Science Fiction Unit

Discussion in 'Education and Academia' started by Jacen McCullough, Sep 9, 2007.

  1. Jacen McCullough

    Nov 23, 1998
    Hey folks. I inherited a 10th grade English class about a week before the school year began (which is interesting, because I've never taught 10th grade English before). The curriculum guide, honestly, sucks. All it does is have the students work with the same exact skills that they did over and over again last year. I didn't really see much point in teaching the same stuff to the same kids (half of my 10th grade students were in my 9th grade class last year). As such, I've been re-organizing some things.

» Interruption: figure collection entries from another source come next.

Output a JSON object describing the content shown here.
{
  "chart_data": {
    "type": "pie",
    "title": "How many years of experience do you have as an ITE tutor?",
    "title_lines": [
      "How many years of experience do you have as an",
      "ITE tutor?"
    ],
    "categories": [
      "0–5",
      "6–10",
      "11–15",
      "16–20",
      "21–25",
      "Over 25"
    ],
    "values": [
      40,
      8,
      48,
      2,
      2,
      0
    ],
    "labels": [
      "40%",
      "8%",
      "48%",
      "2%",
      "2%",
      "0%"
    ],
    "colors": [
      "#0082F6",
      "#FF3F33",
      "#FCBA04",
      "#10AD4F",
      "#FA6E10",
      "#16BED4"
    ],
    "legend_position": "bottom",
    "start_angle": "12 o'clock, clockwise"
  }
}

    There is a decent amount of science fiction in the anthology ("There Will Come Soft Rains" among others). I also have access to F451. I decided that it would be neat to teach a science fiction unit. I have some things I've already brought together in terms of stories and what not, but I was wondering if anyone has ever taught a SF course before. I'm a little unsure of the skills I should be teaching with these SF stories. Should I go with a thematic approach? A defined approach (looking at the different types of SF)? A socio-political approach? I want to avoid the monotonous, "read this and I'll quiz you on what you read." Any ideas are welcome.

    PS: I would also love to get some SF poetry for the unit if anyone knows of anything worthwhile.

  2. Twenty26Six

    Twenty26Six Feeling Sheepish...

    Jan 2, 2004
    Liverpool FC
    Nat'l Team:
    United States
    Not sure if you want book recommendations.

    Robert A. Heinlein's Citizen of the Galaxy

    The story centers around a young boy bought from slavery and raised by a homeless old man. Because the boy does not remember his upbringing, he is forced to learn the world as it is shown to him. He meets many different races and cultures. It's a good book to teach tolerance of different cultures and/or examining your own beliefs.

    Also, Heinlein uses Sci-fi to examine the underlying political, social, and cultural relationships in real life. Basically, by describing in detail the living practices of his characters, he helps the reader take a closer examination of the same things in their own lives. There's even a character who happens to be an anthropologist.

    My favorite use of sci-fi would be to defamiliarize human nature and examine it through strange and different surroundings. I know that's what I'd base my stuff on.
  3. RayWhitney

    RayWhitney Member

    Jun 23, 2005
    Laurel, MD
    Check your PM.

    "Asimov on Science Fiction" is an invaluable resource.

    ISBN 0-586-05840-0
  4. uclacarlos

    uclacarlos Member+

    Aug 10, 2003
    east coast
    FC Barcelona
    Nat'l Team:
    For an advanced student, after the unit you can have them do a paper on Junot Diaz' first novel, The Brief Wondrous Life of Oscar Wao, which is a sort of science fiction meets hip-hop, urban ethnic America.

    From the author of Drown.

    Ooops. I forgot. This is high school. He might be too racy for the age group. BUT... if you've got a kid or 2 for whom it might be a great project (and not necessarily an advanced student), maybe you can talk the parents into giving permission to read. In that case, I'd discuss it w/ the parents before mentioning it to the kid. No need to get his/her hopes up.

    Good luck!
  5. irvine

    irvine Member

    Nov 24, 1998
    S. Portland, ME

    I've taught SF courses. Drop me a line.